Une des choses qui m’a donné le courage de me lancer dans cette aventure, c’est le type de jeu. LUNARK est un jeu qui combine les compétences que j’ai pu acquérir au fil des ans. Artistiquement, je me sentais suffisamment à l’aise pour travailler dans ce style. Au niveau programmation, c’est un jeu relativement « basique » dans le sens où il y a très peu de physique. Tout est très déterministe, basé principalement sur les animations. Les conséquences de chaque action sont très prévisibles. J’ai cependant eu recours à de l’aide en ce qui concernait les aspects beaucoup plus techniques, comme le système de sauvegarde, ou pour rendre le jeu plus facile à porter sur consoles. Pour la musique, j’aurai beaucoup aimé pouvoir me payer les services d’un professionnel de renom, mais la campagne Kickstarter n’a pas atteint les paliers nécessaires. Étant musicien depuis toujours, j’ai essayé de mettre mon syndrome de l’imposteur de côté le plus possible et je me suis attelé à la tâche. Ce fut finalement un des aspects du jeu sur lequel j’ai eu le plus de plaisir à travailler, ça et la rotoscopie. Enfin, impossible de ne pas citer l’éditeur du jeu, WayForward, qui m’a accompagné durant toute la fin du développement et m’a grandement aidé à sortir le jeu en gérant – entre autres – toute la partie marketing.

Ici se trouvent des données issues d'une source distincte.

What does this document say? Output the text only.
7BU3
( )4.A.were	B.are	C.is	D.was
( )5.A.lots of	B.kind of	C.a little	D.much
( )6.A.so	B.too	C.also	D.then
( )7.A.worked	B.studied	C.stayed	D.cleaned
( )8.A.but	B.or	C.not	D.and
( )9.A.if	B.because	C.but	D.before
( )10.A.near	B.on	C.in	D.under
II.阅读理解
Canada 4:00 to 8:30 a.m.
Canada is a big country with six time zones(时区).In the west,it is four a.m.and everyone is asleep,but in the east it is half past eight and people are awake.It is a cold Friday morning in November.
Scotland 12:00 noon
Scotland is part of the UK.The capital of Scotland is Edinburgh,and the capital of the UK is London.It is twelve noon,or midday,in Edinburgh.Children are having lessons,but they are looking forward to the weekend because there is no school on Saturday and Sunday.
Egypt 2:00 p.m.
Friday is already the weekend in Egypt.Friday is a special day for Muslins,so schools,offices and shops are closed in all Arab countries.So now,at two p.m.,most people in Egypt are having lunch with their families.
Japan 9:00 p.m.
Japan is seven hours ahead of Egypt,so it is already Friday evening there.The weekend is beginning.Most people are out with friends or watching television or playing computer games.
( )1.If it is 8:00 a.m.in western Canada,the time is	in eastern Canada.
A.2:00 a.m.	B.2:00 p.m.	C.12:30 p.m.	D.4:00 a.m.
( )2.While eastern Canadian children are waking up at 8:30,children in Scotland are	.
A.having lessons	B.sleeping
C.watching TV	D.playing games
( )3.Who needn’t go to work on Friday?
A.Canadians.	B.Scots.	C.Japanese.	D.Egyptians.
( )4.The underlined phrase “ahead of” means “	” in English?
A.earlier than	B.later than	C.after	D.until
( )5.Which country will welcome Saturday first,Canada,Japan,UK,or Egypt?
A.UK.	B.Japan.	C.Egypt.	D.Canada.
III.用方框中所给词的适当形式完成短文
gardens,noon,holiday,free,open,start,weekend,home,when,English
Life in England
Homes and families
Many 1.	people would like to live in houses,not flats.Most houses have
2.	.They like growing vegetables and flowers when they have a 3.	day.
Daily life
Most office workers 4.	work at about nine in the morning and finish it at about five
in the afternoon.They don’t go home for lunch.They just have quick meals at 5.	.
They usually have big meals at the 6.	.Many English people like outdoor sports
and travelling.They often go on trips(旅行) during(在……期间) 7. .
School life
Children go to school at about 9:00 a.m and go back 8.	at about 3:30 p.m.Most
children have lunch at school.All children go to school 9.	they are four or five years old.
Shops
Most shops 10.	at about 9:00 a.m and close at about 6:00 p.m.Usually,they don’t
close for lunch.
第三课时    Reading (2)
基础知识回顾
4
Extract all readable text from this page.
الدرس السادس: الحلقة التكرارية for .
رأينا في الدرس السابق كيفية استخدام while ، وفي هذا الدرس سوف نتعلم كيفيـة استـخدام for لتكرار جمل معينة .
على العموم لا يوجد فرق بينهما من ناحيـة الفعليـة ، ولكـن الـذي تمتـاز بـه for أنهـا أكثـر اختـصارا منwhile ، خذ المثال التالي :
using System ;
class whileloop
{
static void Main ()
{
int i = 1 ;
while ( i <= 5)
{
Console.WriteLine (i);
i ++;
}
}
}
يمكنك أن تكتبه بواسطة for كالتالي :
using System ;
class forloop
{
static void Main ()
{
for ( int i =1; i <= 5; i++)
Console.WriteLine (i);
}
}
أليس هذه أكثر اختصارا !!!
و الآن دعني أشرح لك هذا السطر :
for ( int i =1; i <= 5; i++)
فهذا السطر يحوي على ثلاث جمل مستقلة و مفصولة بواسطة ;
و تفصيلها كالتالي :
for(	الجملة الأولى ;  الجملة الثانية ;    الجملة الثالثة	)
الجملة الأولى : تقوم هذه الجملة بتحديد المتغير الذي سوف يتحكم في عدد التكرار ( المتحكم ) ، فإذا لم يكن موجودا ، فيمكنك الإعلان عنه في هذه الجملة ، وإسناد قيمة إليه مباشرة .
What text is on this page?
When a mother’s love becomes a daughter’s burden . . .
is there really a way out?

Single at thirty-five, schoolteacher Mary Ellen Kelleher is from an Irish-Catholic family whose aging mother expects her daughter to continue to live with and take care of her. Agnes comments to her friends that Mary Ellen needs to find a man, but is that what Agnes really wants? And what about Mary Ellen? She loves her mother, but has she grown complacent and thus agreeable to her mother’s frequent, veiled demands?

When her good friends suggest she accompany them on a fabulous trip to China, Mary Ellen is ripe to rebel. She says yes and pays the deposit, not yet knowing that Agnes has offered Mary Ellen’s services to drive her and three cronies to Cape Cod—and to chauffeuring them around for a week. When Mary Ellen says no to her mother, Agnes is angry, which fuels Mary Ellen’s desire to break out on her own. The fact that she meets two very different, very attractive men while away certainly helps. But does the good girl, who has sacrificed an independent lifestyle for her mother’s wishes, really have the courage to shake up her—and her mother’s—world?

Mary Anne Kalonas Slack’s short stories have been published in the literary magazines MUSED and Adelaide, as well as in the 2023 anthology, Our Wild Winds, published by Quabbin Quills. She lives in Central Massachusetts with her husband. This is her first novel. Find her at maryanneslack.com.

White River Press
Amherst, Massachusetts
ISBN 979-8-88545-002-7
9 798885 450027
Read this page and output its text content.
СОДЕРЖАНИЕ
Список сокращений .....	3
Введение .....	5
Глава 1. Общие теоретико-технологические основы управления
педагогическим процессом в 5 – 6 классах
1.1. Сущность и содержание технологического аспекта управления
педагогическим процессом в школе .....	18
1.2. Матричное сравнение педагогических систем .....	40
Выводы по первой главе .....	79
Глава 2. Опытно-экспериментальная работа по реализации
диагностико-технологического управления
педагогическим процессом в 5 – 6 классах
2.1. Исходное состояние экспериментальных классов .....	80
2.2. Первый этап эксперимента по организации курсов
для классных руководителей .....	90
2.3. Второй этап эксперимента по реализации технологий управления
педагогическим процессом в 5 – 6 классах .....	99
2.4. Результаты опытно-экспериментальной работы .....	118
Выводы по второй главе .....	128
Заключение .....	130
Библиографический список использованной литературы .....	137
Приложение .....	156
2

Et la suite c’est quoi ? Une suite ? Un jeu différent ? 🙂

J’aimerai beaucoup pouvoir te répondre mais pour l’instant il n’y a rien de certain. Après 4 ans de développement j’espère surtout pouvoir prendre un peu de repos ! En tous cas, j’ai pris énormément de plaisir à travailler sur LUNARK durant tout ce temps. Jamais je n’ai perdu la motivation et j’espère que les joueurs verront tout l’amour que j’ai pu mettre dans ce projet.

On ressent clairement la passion, c’est clair ! Bon repos à toi, et merci beaucoup !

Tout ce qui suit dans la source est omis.